È possibile presentare ricorso contro una sentenza non ancora pronunciata?
No, la Corte di Cassazione ha stabilito che un ricorso proposto avverso una sentenza non ancora emessa è inammissibile, in quanto l’atto impugnato è giuridicamente inesistente al momento del deposito del ricorso.
Perché il ricorso è stato dichiarato inammissibile anche per mancanza di interesse?
Perché la sentenza di “non doversi procedere per intervenuta prescrizione” è considerata più favorevole per l’imputato rispetto a una pronuncia di non punibilità per particolare tenuità del fatto (art. 131-bis c.p.), che era l’obiettivo del ricorso.
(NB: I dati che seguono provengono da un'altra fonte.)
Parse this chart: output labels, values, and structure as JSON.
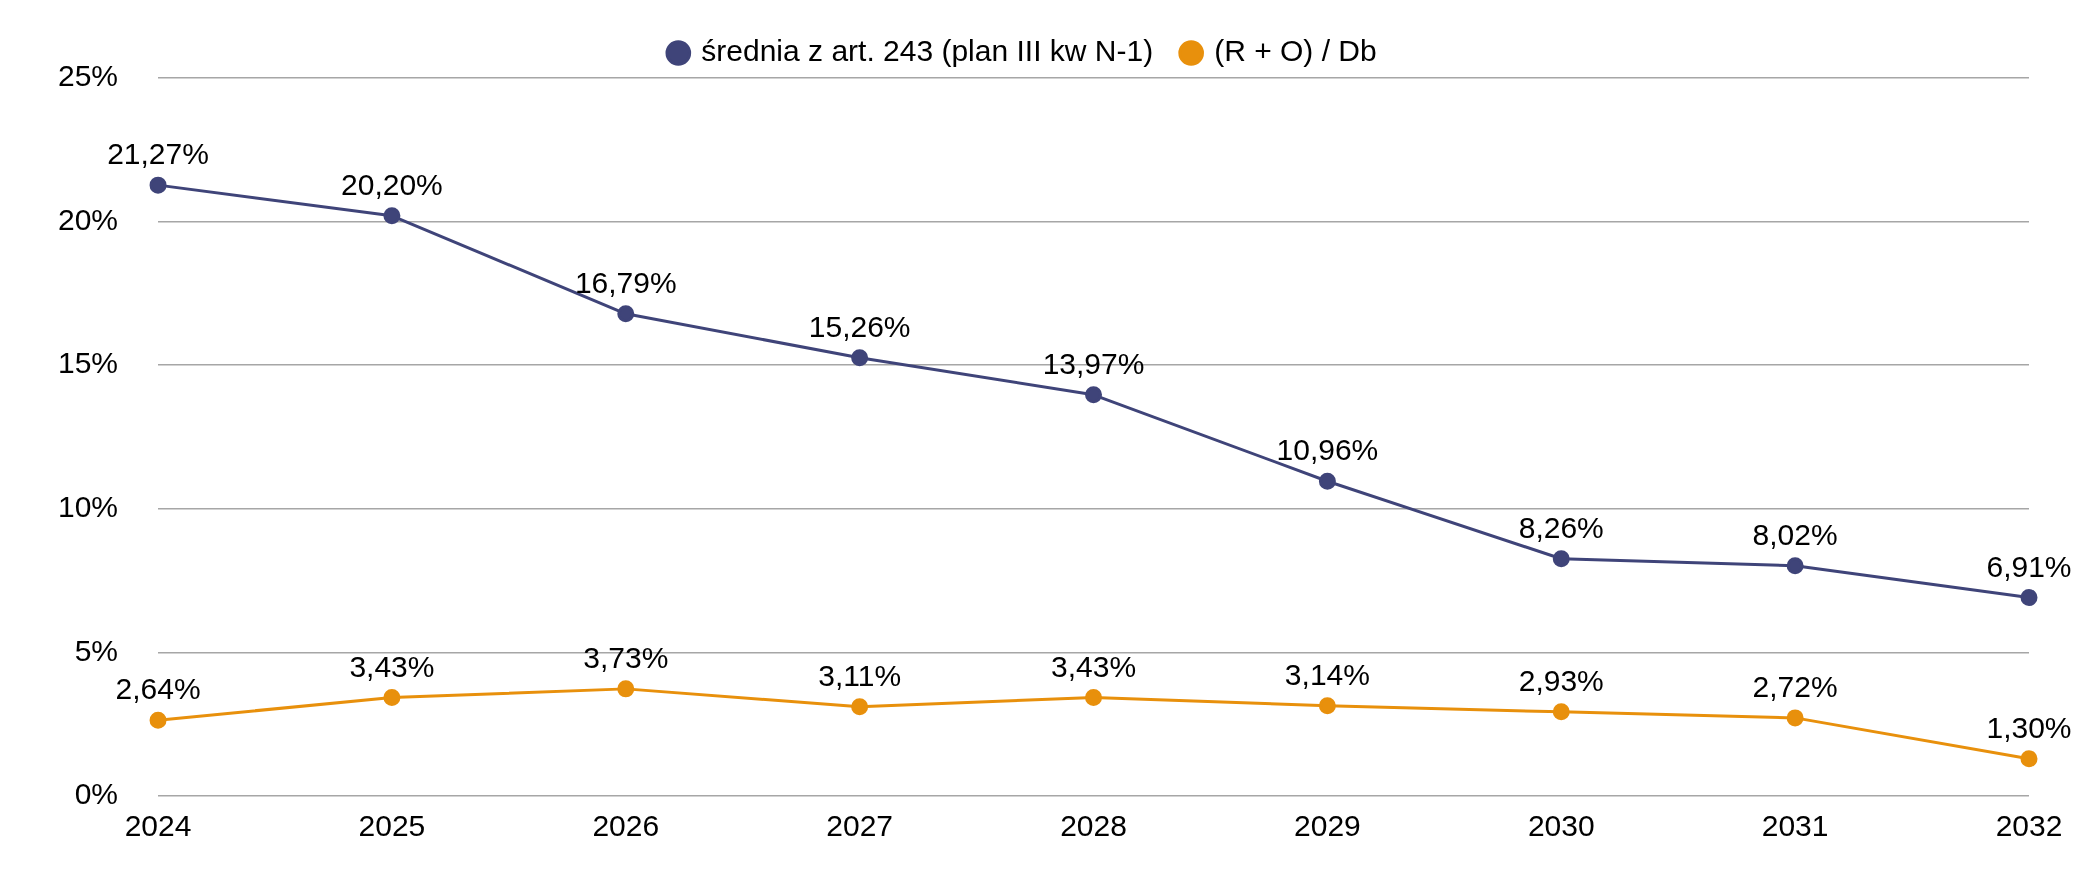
{
  "chart_data": {
    "type": "line",
    "categories": [
      "2024",
      "2025",
      "2026",
      "2027",
      "2028",
      "2029",
      "2030",
      "2031",
      "2032"
    ],
    "series": [
      {
        "name": "średnia z art. 243 (plan III kw N-1)",
        "color": "#3f4479",
        "values": [
          21.27,
          20.2,
          16.79,
          15.26,
          13.97,
          10.96,
          8.26,
          8.02,
          6.91
        ],
        "value_labels": [
          "21,27%",
          "20,20%",
          "16,79%",
          "15,26%",
          "13,97%",
          "10,96%",
          "8,26%",
          "8,02%",
          "6,91%"
        ]
      },
      {
        "name": "(R + O) / Db",
        "color": "#e8900c",
        "values": [
          2.64,
          3.43,
          3.73,
          3.11,
          3.43,
          3.14,
          2.93,
          2.72,
          1.3
        ],
        "value_labels": [
          "2,64%",
          "3,43%",
          "3,73%",
          "3,11%",
          "3,43%",
          "3,14%",
          "2,93%",
          "2,72%",
          "1,30%"
        ]
      }
    ],
    "ylim": [
      0,
      25
    ],
    "yticks": [
      {
        "value": 0,
        "label": "0%"
      },
      {
        "value": 5,
        "label": "5%"
      },
      {
        "value": 10,
        "label": "10%"
      },
      {
        "value": 15,
        "label": "15%"
      },
      {
        "value": 20,
        "label": "20%"
      },
      {
        "value": 25,
        "label": "25%"
      }
    ],
    "grid": "y",
    "legend": "top",
    "marker": "circle",
    "line_style": "solid"
  }
}
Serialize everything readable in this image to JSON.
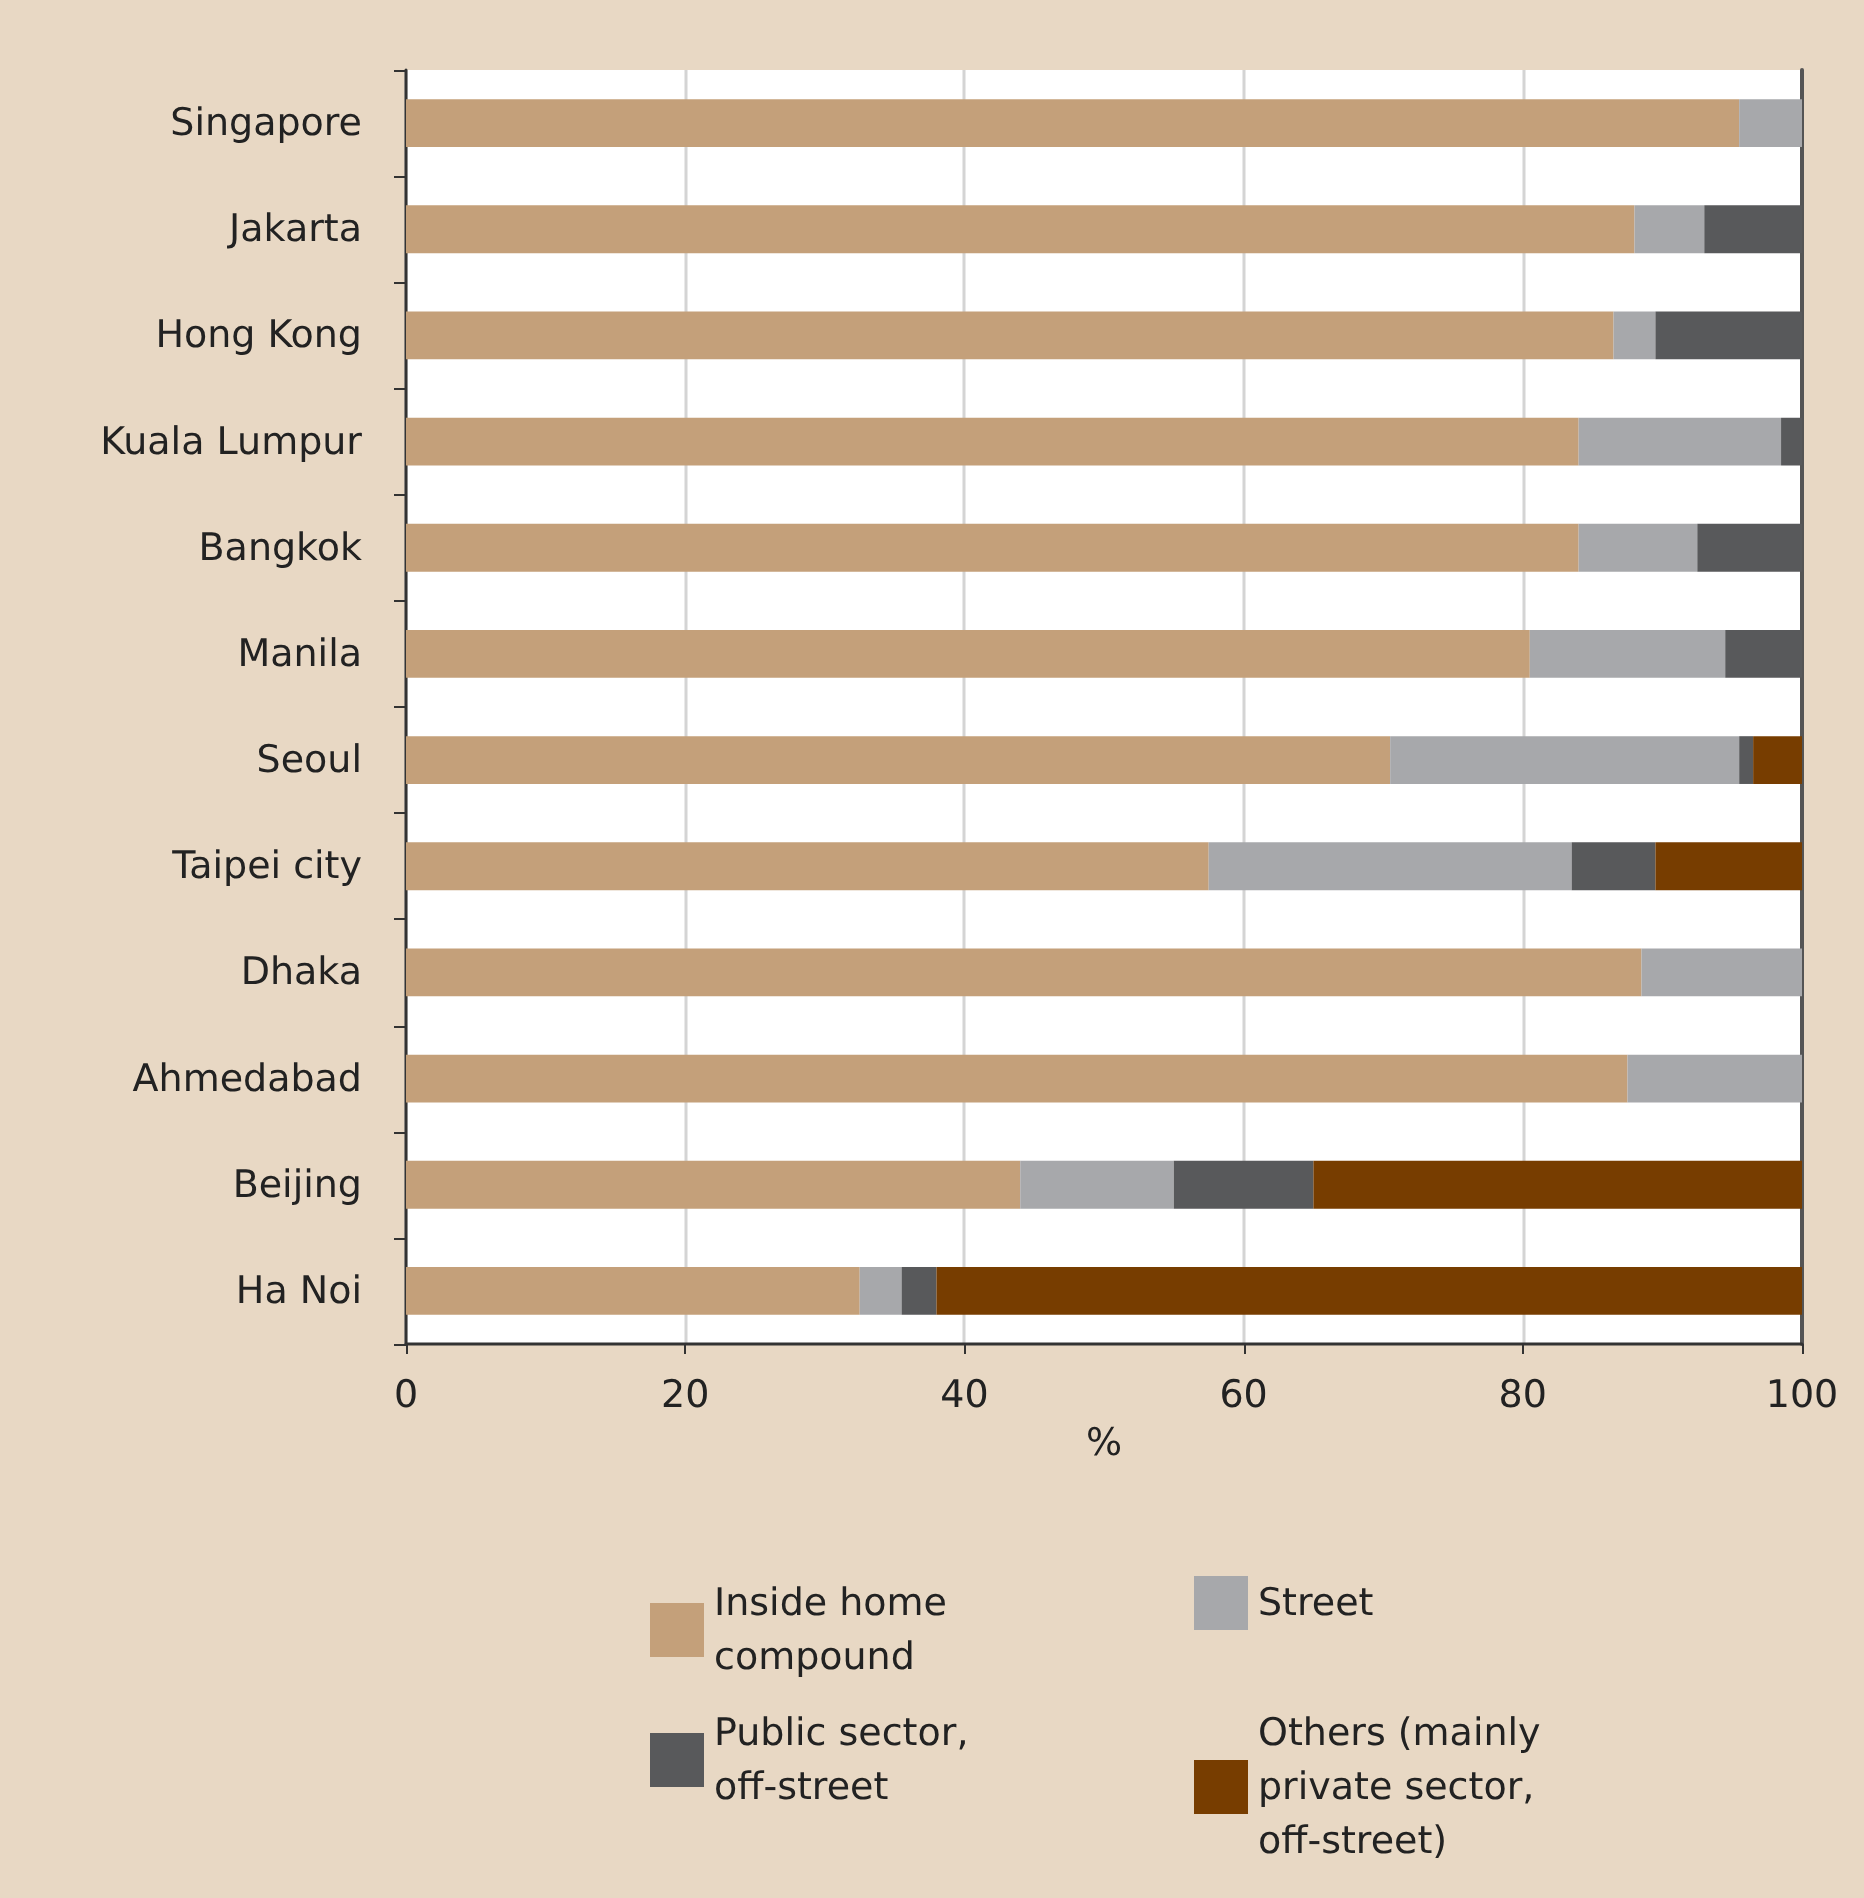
{
  "chart_data": {
    "type": "bar",
    "orientation": "horizontal",
    "stacked": true,
    "xlabel": "%",
    "categories": [
      "Singapore",
      "Jakarta",
      "Hong Kong",
      "Kuala Lumpur",
      "Bangkok",
      "Manila",
      "Seoul",
      "Taipei city",
      "Dhaka",
      "Ahmedabad",
      "Beijing",
      "Ha Noi"
    ],
    "series": [
      {
        "name": "Inside home compound",
        "color": "#c4a07a",
        "values": [
          95.5,
          88,
          86.5,
          84,
          84,
          80.5,
          70.5,
          57.5,
          88.5,
          87.5,
          44,
          32.5
        ]
      },
      {
        "name": "Street",
        "color": "#a7a8ab",
        "values": [
          4.5,
          5,
          3,
          14.5,
          8.5,
          14,
          25,
          26,
          11.5,
          12.5,
          11,
          3
        ]
      },
      {
        "name": "Public sector, off-street",
        "color": "#58595b",
        "values": [
          0,
          7,
          10.5,
          1.5,
          7.5,
          5.5,
          1,
          6,
          0,
          0,
          10,
          2.5
        ]
      },
      {
        "name": "Others (mainly private sector, off-street)",
        "color": "#773d00",
        "values": [
          0,
          0,
          0,
          0,
          0,
          0,
          3.5,
          10.5,
          0,
          0,
          35,
          62
        ]
      }
    ],
    "xlim": [
      0,
      100
    ],
    "xticks": [
      0,
      20,
      40,
      60,
      80,
      100
    ],
    "grid": "x",
    "legend": "bottom"
  }
}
Mancava quindi un vantaggio concreto che l’imputato avrebbe potuto ottenere dall’accoglimento della sua istanza.
Se un ricorso viene rinunciato e si dimostra che è stato depositato per errore, si devono pagare comunque le spese processuali?
Sì. In questo caso, nonostante la successiva rinuncia e le motivazioni addotte, la Corte ha dichiarato il ricorso inammissibile e, come conseguenza di legge, ha condannato il ricorrente al pagamento delle spese processuali e di una sanzione pecuniaria.